Examining x-ray damage and repair of cellular DNA at the base sequence level required obtaining homogeneous populations of DNA sequences from the irradiated cells. We demonstrated the feasibility of this in studies on highly repetitive component alpha DNA sequence prepared from irradiated monkey CV-l cells. The system is being used to evaluate the time course of repair of alpha DNA and the influence of caffeine on repair. We now extend the studies to alpha DNA residing in irradiated plasmids transfected into host cells. This approach permits studies on x-ray damage and repair of homogeneous populations cloned genes. Eventually, it should provide a host cell react- ivation system for detecting and evaluating the activity of individual DNA repair enzymes and the transfected genes which code for them. Plasmids serve as surrogate targets for cellular DNA. Damage to plasmid sequences are verified before transfection; the time course of repair is followed, in unirradiated cells, thereby avoiding interference from radiation damage to cell functions. With the host cell reactivation scheme, residual DNA strand and base damage will be scored at the base sequence level in cells of repair proficient and repair deficient constitution (e.g., AT and XP). The topology of plasmids carrying x-ray damaged DNA sequences must be taken into account, as in our report on expression of genes coding for chloramphenicol acetyltransferase in cells transfected with pSV2CAT. Information on the relationship of plasmid form and the repair of specific sequences can now be attained. Together with data on x-ray inactivation of gene expression, the studies we propose with circular plasmids provide a model for studying x-ray effects on DNA in the chromatin, where the DNA is also arranged in closed loops. Residual unrepaired damage in sequences transfected into AT cells are of special interest because certain DNA repair deficiencies in AT are believed to be present in as many as 5% of all persons dying of cancer before age 45 years.

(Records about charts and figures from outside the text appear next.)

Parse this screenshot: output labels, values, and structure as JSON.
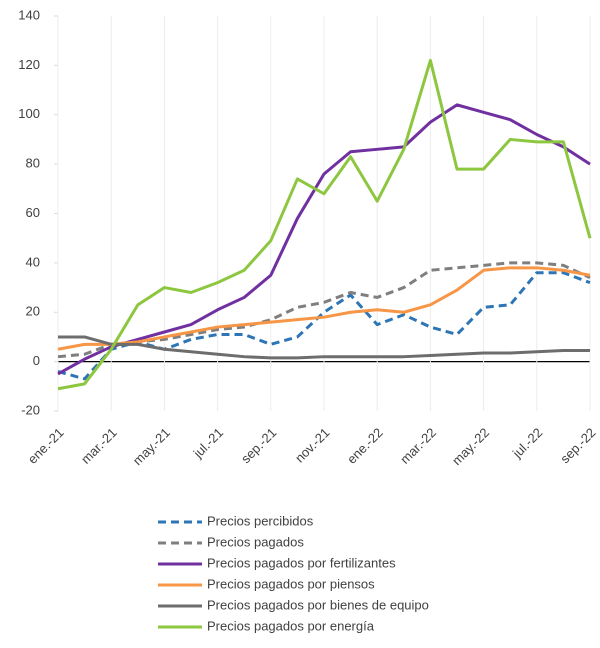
{
  "chart_data": {
    "type": "line",
    "categories": [
      "ene.-21",
      null,
      "mar.-21",
      null,
      "may.-21",
      null,
      "jul.-21",
      null,
      "sep.-21",
      null,
      "nov.-21",
      null,
      "ene.-22",
      null,
      "mar.-22",
      null,
      "may.-22",
      null,
      "jul.-22",
      null,
      "sep.-22"
    ],
    "ylim": [
      -20,
      140
    ],
    "yticks": [
      -20,
      0,
      20,
      40,
      60,
      80,
      100,
      120,
      140
    ],
    "legend": "bottom",
    "series": [
      {
        "name": "Precios percibidos",
        "color": "#2e75b6",
        "dashed": true,
        "values": [
          -4,
          -7,
          5,
          8,
          5,
          9,
          11,
          11,
          7,
          10,
          20,
          27,
          15,
          19,
          14,
          11,
          22,
          23,
          36,
          36,
          32
        ]
      },
      {
        "name": "Precios pagados",
        "color": "#7f7f7f",
        "dashed": true,
        "values": [
          2,
          3,
          7,
          8,
          9,
          11,
          13,
          14,
          17,
          22,
          24,
          28,
          26,
          30,
          37,
          38,
          39,
          40,
          40,
          39,
          34
        ]
      },
      {
        "name": "Precios pagados por fertilizantes",
        "color": "#7030a0",
        "dashed": false,
        "values": [
          -5,
          1,
          6,
          9,
          12,
          15,
          21,
          26,
          35,
          58,
          76,
          85,
          86,
          87,
          97,
          104,
          101,
          98,
          92,
          87,
          80
        ]
      },
      {
        "name": "Precios pagados por piensos",
        "color": "#f79646",
        "dashed": false,
        "values": [
          5,
          7,
          7,
          8,
          10,
          12,
          14,
          15,
          16,
          17,
          18,
          20,
          21,
          20,
          23,
          29,
          37,
          38,
          38,
          37,
          35
        ]
      },
      {
        "name": "Precios pagados por bienes de equipo",
        "color": "#6d6d6d",
        "dashed": false,
        "values": [
          10,
          10,
          7,
          7,
          5,
          4,
          3,
          2,
          1.5,
          1.5,
          2,
          2,
          2,
          2,
          2.5,
          3,
          3.5,
          3.5,
          4,
          4.5,
          4.5
        ]
      },
      {
        "name": "Precios pagados por energía",
        "color": "#8dc63f",
        "dashed": false,
        "values": [
          -11,
          -9,
          5,
          23,
          30,
          28,
          32,
          37,
          49,
          74,
          68,
          83,
          65,
          86,
          122,
          78,
          78,
          90,
          89,
          89,
          50
        ]
      }
    ]
  }
}
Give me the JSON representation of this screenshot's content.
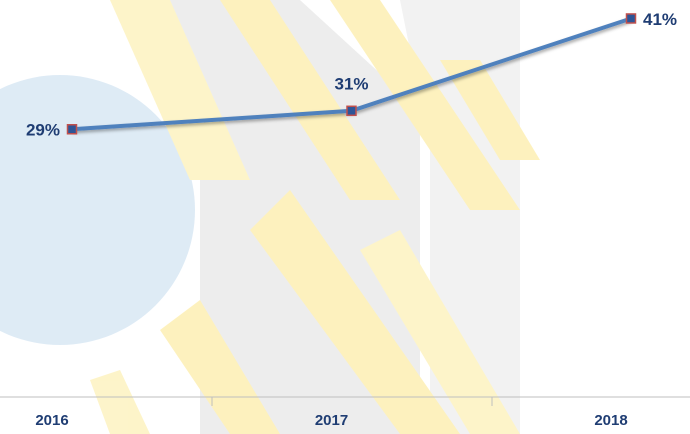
{
  "chart_data": {
    "type": "line",
    "categories": [
      "2016",
      "2017",
      "2018"
    ],
    "series": [
      {
        "color": "#4f81bd",
        "values": [
          29,
          31,
          41
        ],
        "value_labels": [
          "29%",
          "31%",
          "41%"
        ]
      }
    ],
    "ylim": [
      0,
      43
    ]
  }
}
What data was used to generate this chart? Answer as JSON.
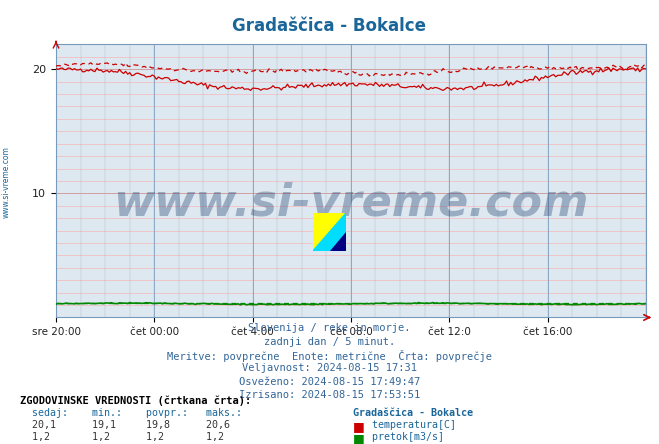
{
  "title": "Gradaščica - Bokalce",
  "title_color": "#1a6699",
  "bg_color": "#ffffff",
  "plot_bg_color": "#dde8f0",
  "grid_major_color": "#7799bb",
  "grid_minor_color": "#ffbbbb",
  "xlim": [
    0,
    288
  ],
  "ylim": [
    0,
    22
  ],
  "yticks": [
    10,
    20
  ],
  "xtick_labels": [
    "sre 20:00",
    "čet 00:00",
    "čet 4:00",
    "čet 08:0",
    "čet 12:0",
    "čet 16:00"
  ],
  "xtick_positions": [
    0,
    48,
    96,
    144,
    192,
    240
  ],
  "watermark_text": "www.si-vreme.com",
  "watermark_color": "#1a3d6e",
  "watermark_alpha": 0.35,
  "left_label": "www.si-vreme.com",
  "left_label_color": "#1a6699",
  "temp_solid_color": "#cc0000",
  "temp_dashed_color": "#cc0000",
  "flow_solid_color": "#008800",
  "flow_dashed_color": "#008800",
  "subtitle_lines": [
    "Slovenija / reke in morje.",
    "zadnji dan / 5 minut.",
    "Meritve: povprečne  Enote: metrične  Črta: povprečje",
    "Veljavnost: 2024-08-15 17:31",
    "Osveženo: 2024-08-15 17:49:47",
    "Izrisano: 2024-08-15 17:53:51"
  ]
}
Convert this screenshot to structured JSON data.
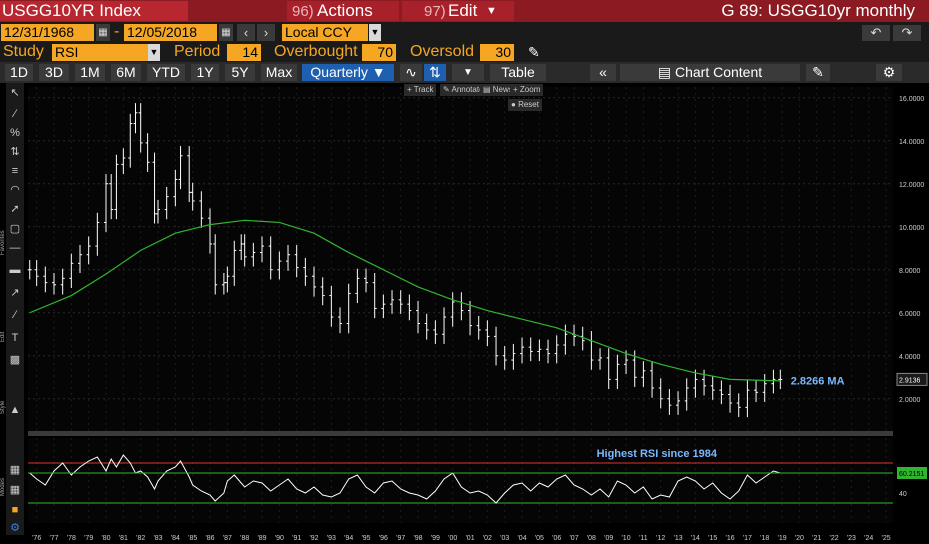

检查 X 射线损伤和细胞 DNA 底部的修复序列水平需要获得同质的 DNA 群体来自受辐射细胞的序列。我们展示了这在高度重复成分阿尔法研究中的可行性从受辐射的猴 CV-1 细胞制备 DNA 序列。这系统被用来评估阿尔法修复的时间过程 DNA 和咖啡因对修复的影响。我们现在将研究扩展到存在于受辐射的 α DNA 中。质粒转染入宿主细胞。这种方法允许同质群体的X射线损伤与修复研究克隆基因。最终，它应该提供宿主细胞反应- 用于检测和评估活动的激活系统个体DNA修复酶和编码的转染基因对于他们来说。质粒作为细胞 DNA 的替代靶标。转染前验证质粒序列的损伤；这在未受辐射的细胞中遵循修复的时间过程，从而避免辐射干扰对细胞功能的损害。通过宿主细胞再激活方案，残留的DNA链和碱基损伤将在细胞的碱基序列水平上评分修复熟练和修复不足的体质（例如，AT 和 XP）。携带 X 射线损伤 DNA 序列的质粒的拓扑结构必须被考虑在内，就像我们关于基因表达的报告一样编码转染细胞中的氯霉素乙酰转移酶与 pSV2CAT。有关质粒形式和关系的信息现在可以实现特定序列的修复。一起根据基因表达的 X 射线失活数据，我们的研究提出用环状质粒提供研究 X 射线的模型对染色质中 DNA 的影响，其中 DNA 也排列在闭环。转染至 AT 细胞的序列中残留未修复的损伤之所以受到特别关注，是因为某些 DNA 修复缺陷据信，多达 5% 的死亡者存在 AT 45 岁之前罹患癌症。